Parasitic Vocation
I'm getting more and more fed-up with my current vocation. Never in my life have I ever imagined teaching and being a teacher to be this dissatisfying. Here are the overall complains: last minute exegesis of tasks, incompetent structuring and organisation of tasks, all accountability and no autonomy.
Maybe I have been too pampered in the universities, but working in pre-university contexts have opened my eyes to the level of bureaucracy that stifles and suffocates an academic. Marshall McLuhan was right. We're that machinic extension; that insufferable organ that finds itself unable to detach even though it wishes death. A cowardly parasite. That's what I have become. A pedagogical parasite - feeding dangerously from its expressive host.

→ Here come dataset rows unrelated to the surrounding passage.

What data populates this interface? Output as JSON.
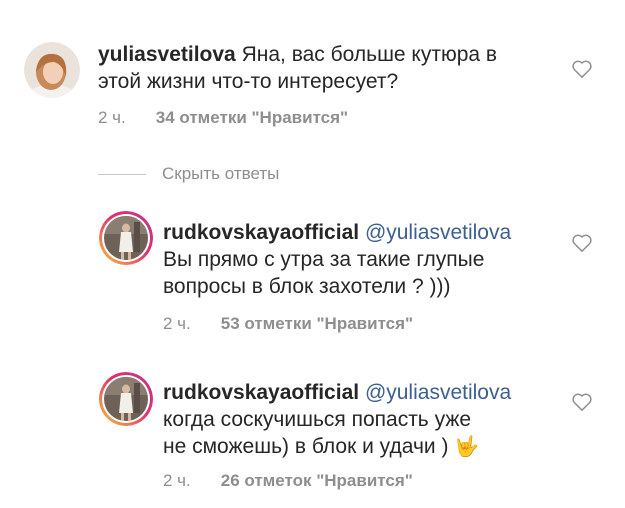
{
  "comments": [
    {
      "username": "yuliasvetilova",
      "mention": "",
      "line1": " Яна, вас больше кутюра в",
      "line2": "этой жизни что-то интересует?",
      "line3": "",
      "time": "2 ч.",
      "likes": "34 отметки \"Нравится\"",
      "icon": "heart-outline-icon"
    }
  ],
  "hide_replies": {
    "label": "Скрыть ответы"
  },
  "replies": [
    {
      "username": "rudkovskayaofficial",
      "mention": "@yuliasvetilova",
      "line1": "Вы прямо с утра за такие глупые",
      "line2": "вопросы в блок захотели ? )))",
      "time": "2 ч.",
      "likes": "53 отметки \"Нравится\"",
      "icon": "heart-outline-icon"
    },
    {
      "username": "rudkovskayaofficial",
      "mention": "@yuliasvetilova",
      "line1": "когда соскучишься попасть уже",
      "line2": "не сможешь) в блок и удачи )",
      "emoji": "🤟",
      "time": "2 ч.",
      "likes": "26 отметок \"Нравится\"",
      "icon": "heart-outline-icon"
    }
  ],
  "colors": {
    "text": "#262626",
    "meta": "#8e8e8e",
    "mention": "#3d5f8e"
  }
}
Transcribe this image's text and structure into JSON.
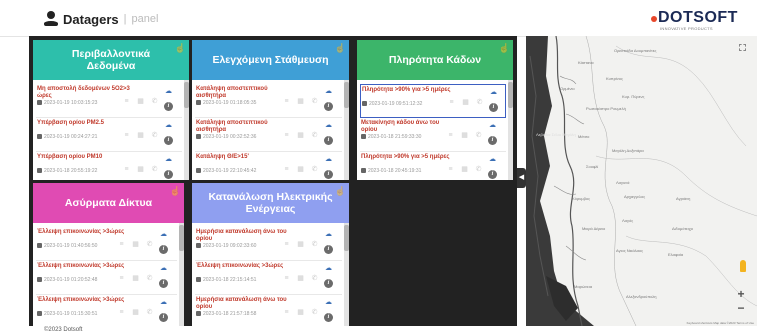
{
  "header": {
    "app_name": "Datagers",
    "separator": "|",
    "subtitle": "panel"
  },
  "dotsoft": {
    "word": "DOTSOFT",
    "tagline": "INNOVATIVE PRODUCTS",
    "dot_color": "#e8472b"
  },
  "cards": [
    {
      "title": "Περιβαλλοντικά Δεδομένα",
      "color": "#2dbfab",
      "items": [
        {
          "title": "Μη αποστολή δεδομένων 5Ο2>3 ώρες",
          "date": "2023-01-19 10:03:15:23"
        },
        {
          "title": "Υπέρβαση ορίου PM2.5",
          "date": "2023-01-19 00:24:27:21"
        },
        {
          "title": "Υπέρβαση ορίου PM10",
          "date": "2023-01-18 20:55:19:22"
        }
      ]
    },
    {
      "title": "Ελεγχόμενη Στάθμευση",
      "color": "#3f9fd6",
      "items": [
        {
          "title": "Κατάληψη αποστεπτικού αισθητήρα",
          "date": "2023-01-19 01:18:05:35"
        },
        {
          "title": "Κατάληψη αποστεπτικού αισθητήρα",
          "date": "2023-01-19 00:32:52:36"
        },
        {
          "title": "Κατάληψη Θ/Ε>15'",
          "date": "2023-01-19 22:10:45:42"
        }
      ]
    },
    {
      "title": "Πληρότητα Κάδων",
      "color": "#3cb56a",
      "items": [
        {
          "title": "Πληρότητα >90% για >5 ημέρες",
          "date": "2023-01-19 09:51:12:32"
        },
        {
          "title": "Μετακίνηση κάδου άνω του ορίου",
          "date": "2023-01-18 21:59:33:30"
        },
        {
          "title": "Πληρότητα >90% για >5 ημέρες",
          "date": "2023-01-18 20:45:19:31"
        }
      ]
    },
    {
      "title": "Ασύρματα Δίκτυα",
      "color": "#e04bb3",
      "items": [
        {
          "title": "Έλλειψη επικοινωνίας >3ώρες",
          "date": "2023-01-19 01:40:56:50"
        },
        {
          "title": "Έλλειψη επικοινωνίας >3ώρες",
          "date": "2023-01-19 01:20:52:48"
        },
        {
          "title": "Έλλειψη επικοινωνίας >3ώρες",
          "date": "2023-01-19 01:15:30:51"
        }
      ]
    },
    {
      "title": "Κατανάλωση Ηλεκτρικής Ενέργειας",
      "color": "#8f9ff0",
      "items": [
        {
          "title": "Ημερήσια κατανάλωση άνω του ορίου",
          "date": "2023-01-19 09:02:33:60"
        },
        {
          "title": "Έλλειψη επικοινωνίας >3ώρες",
          "date": "2023-01-18 22:15:14:51"
        },
        {
          "title": "Ημερήσια κατανάλωση άνω του ορίου",
          "date": "2023-01-18 21:57:18:58"
        }
      ]
    }
  ],
  "icons": {
    "hand": "☝",
    "calendar": "▦",
    "list": "≡",
    "phone": "✆",
    "wifi": "☁",
    "info": "i",
    "toggle": "◀",
    "zoom_in": "+",
    "zoom_out": "−"
  },
  "map": {
    "labels": [
      "Ορεστιάδα Δουμπανίτες",
      "Κάστανα",
      "Ορμένιο",
      "Κυπρίνος",
      "Ρωσοκάστρο Ρουμελή",
      "Κυρ. Πύρενς",
      "Λεβαδια Σέλιο Μεγάλη",
      "Μέτσο",
      "Σουφλί",
      "Μεγάλη Δοξιπάρα",
      "Λαγυνά",
      "Κόρυμβος",
      "Αρχαγγελος",
      "Αγριάνη",
      "Μικρό Δέρειο",
      "Λαγός",
      "Διδυμότειχο",
      "Αγιος Νικόλαος",
      "Ελαφαία",
      "Μαρώνεια",
      "Αλεξανδρούπολη"
    ],
    "attribution": "Keyboard shortcuts   Map data ©2023   Terms of Use"
  },
  "footer": {
    "copyright": "©2023 Dotsoft"
  }
}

We are that extension of this beast called the Institution. We become the false proprietors of action for what you do is always asked to be done. We become the discontent of Prometheus, wishing fervently to defy - to spit and vociferate - against the pantheon of power. To steal, as it were, that flame which inspires creation, movement, sustenance, that would burn that insufefrable Law and facetious mask of beureaucratic righteousness. But silly me. What dreams a parasite makes. I'm just another scab, like many other scabs, on a woundless wound.
I wait... like a silvery lichen hidden under the foliage of magnificent fools. I have no patience to consume this system of un-rhizomatic organs. I will float against the wind - one day. One day I will find myself master of my kingdom - alone, unperturbed, undenied. I will raise my body of malcontent and leave this organisation of dull deeds.